The policy, enforced in 54 of Alabama’s 67 counties, requires non-citizens who are seeking to obtain a marriage license to provide proof of their legal presence through a visa, green card or similar immigration document. The suit also challenges policies that require, without exception, marriage license applicants to provide a Social Security card, which undocumented persons cannot obtain.
The SPLC filed the case on behalf of Linda Smith, a U.S. citizen, and “John Doe,” an undocumented immigrant. Smith and Doe have lived together in a committed relationship for nine years. Doe provides companionship and critical financial support to Smith and their family, including Smith’s two children and grandchild.
The couple wishes to express their love for and commitment to one another by getting married and obtaining the economic, emotional and psychological benefits of marriage. But they can’t obtain a marriage license from Montgomery County Probate Judge Reese McKinney’s office or from the offices of most other probate judges in Alabama because Doe cannot provide proof of legal residence or a Social Security card.

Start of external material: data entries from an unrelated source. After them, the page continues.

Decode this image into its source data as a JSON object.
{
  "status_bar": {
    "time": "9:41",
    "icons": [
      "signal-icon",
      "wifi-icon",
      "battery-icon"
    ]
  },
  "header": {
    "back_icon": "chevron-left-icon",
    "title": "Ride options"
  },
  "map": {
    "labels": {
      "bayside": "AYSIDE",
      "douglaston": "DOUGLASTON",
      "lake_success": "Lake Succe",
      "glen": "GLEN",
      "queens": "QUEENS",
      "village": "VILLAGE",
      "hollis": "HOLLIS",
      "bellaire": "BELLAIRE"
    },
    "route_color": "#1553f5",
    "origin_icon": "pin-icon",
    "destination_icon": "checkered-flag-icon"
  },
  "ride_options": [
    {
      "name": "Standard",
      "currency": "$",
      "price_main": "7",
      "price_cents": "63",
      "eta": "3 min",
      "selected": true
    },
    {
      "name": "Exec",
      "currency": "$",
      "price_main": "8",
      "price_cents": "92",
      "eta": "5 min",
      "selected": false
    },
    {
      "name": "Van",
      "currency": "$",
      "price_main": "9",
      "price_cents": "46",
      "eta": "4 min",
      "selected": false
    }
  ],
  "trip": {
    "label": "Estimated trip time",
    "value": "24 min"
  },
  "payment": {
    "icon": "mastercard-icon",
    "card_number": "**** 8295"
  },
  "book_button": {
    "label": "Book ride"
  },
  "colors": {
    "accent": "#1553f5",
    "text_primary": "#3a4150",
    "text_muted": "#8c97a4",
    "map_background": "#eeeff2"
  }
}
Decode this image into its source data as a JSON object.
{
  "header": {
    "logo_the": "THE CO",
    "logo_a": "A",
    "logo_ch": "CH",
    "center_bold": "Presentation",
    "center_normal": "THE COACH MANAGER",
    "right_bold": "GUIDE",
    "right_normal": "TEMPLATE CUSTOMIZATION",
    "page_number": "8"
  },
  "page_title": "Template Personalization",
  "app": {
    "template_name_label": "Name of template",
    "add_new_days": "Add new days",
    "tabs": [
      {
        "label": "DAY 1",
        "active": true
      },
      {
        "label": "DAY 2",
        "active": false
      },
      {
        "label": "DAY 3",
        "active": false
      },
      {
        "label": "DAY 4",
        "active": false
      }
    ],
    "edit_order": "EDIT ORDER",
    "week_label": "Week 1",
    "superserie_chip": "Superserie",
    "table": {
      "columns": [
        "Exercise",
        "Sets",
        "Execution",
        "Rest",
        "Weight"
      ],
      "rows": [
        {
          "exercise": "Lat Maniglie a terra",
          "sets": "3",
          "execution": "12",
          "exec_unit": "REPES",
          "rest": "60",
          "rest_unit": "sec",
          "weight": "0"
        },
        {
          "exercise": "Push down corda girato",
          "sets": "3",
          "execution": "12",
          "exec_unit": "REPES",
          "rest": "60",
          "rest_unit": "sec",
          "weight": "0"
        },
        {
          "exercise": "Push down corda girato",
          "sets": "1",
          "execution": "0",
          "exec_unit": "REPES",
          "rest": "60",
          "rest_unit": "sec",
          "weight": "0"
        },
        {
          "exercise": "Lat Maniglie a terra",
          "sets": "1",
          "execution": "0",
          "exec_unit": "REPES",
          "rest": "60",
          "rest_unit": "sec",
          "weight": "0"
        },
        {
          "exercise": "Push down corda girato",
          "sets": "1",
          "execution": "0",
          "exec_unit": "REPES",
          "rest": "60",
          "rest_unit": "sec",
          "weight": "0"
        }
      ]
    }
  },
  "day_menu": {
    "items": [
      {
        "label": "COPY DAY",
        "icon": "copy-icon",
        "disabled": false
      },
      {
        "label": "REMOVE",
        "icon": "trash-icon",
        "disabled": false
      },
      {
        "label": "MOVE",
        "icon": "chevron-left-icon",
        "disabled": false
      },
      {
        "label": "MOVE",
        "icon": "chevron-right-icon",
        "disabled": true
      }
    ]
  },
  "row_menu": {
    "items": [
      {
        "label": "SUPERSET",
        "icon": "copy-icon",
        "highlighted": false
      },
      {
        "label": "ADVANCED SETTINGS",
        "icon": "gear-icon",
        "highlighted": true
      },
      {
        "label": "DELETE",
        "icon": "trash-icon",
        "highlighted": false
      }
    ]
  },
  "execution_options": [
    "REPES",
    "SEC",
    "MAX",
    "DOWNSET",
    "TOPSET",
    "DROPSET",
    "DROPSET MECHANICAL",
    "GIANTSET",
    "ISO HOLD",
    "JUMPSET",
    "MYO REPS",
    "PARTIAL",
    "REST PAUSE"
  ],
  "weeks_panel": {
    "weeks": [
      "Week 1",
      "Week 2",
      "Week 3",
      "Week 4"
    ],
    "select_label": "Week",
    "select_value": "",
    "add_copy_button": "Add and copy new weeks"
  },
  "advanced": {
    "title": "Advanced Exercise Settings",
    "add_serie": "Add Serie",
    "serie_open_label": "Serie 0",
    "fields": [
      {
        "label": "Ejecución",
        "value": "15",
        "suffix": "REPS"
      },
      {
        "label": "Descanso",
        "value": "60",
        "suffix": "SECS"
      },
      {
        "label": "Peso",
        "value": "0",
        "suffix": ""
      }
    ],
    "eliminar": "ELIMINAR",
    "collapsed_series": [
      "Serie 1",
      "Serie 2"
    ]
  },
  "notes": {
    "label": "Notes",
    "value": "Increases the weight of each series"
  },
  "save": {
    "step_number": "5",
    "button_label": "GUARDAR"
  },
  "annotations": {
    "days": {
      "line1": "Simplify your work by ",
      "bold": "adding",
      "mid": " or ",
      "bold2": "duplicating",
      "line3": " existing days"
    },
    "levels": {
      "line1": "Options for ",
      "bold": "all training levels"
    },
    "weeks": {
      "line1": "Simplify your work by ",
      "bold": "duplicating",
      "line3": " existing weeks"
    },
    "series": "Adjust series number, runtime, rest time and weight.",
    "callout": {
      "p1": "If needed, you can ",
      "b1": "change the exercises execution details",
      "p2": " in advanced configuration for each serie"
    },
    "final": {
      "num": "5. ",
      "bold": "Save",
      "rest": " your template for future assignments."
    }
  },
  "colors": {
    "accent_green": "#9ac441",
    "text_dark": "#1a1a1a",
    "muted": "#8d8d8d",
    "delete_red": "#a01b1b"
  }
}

“This arbitrary policy attacks one of the most fundamental rights in this country – the right to marry,” said SPLC Legal Director Mary Bauer. “There is no reason why anyone should have to produce their ‘papers’ before they say, ‘I do.’”
In addition to McKinney, the lawsuit is directed at probate judges who enforce the policy even though it is not required by any federal or state law, including the Alabama’s recently passed anti-immigrant law, HB 56. The lawsuit seeks class action status to represent couples across the state who would be denied a marriage license due to such a policy.
The U.S. Constitution guarantees the right to marry to all people, regardless of immigration status. The lawsuit charges that the Montgomery County Probate Office’s marriage license policy, and similar policies in other counties, violates the Constitution’s due process and equal protection clauses.
“Marriage licenses should be issued after a couple has professed their commitment to each other, not upon the showing of a nine-digit number,” said Freddy Rubio, co–counsel on the case. “Hispanic immigrants share the same religious and family values with Alabamians. We value living with our partner within marriage. This type of policy undermines those traditional values.”
The lawsuit also cites a 2004 opinion from the Alabama Attorney General’s Office that states “a marriage license can be issued to an applicant who is not a United States citizen.” A 2008 opinion from the office concluded that a “social security number is not a required element for a person to receive a marriage license.”
“This policy serves no legitimate purpose other than to make life miserable for two people who love each other and wish to marry,” Bauer said. “This misguided policy must end.”
Attorney Freddy Rubio and SPLC Legal Director Mary Bauer answer reporters' questions after announcing the Southern Poverty Law Center's lawsuit against Alabama probate offices that deny undocumented individuals and U.S. citizens whose intended spouses are undocumented their constitutional right to marry.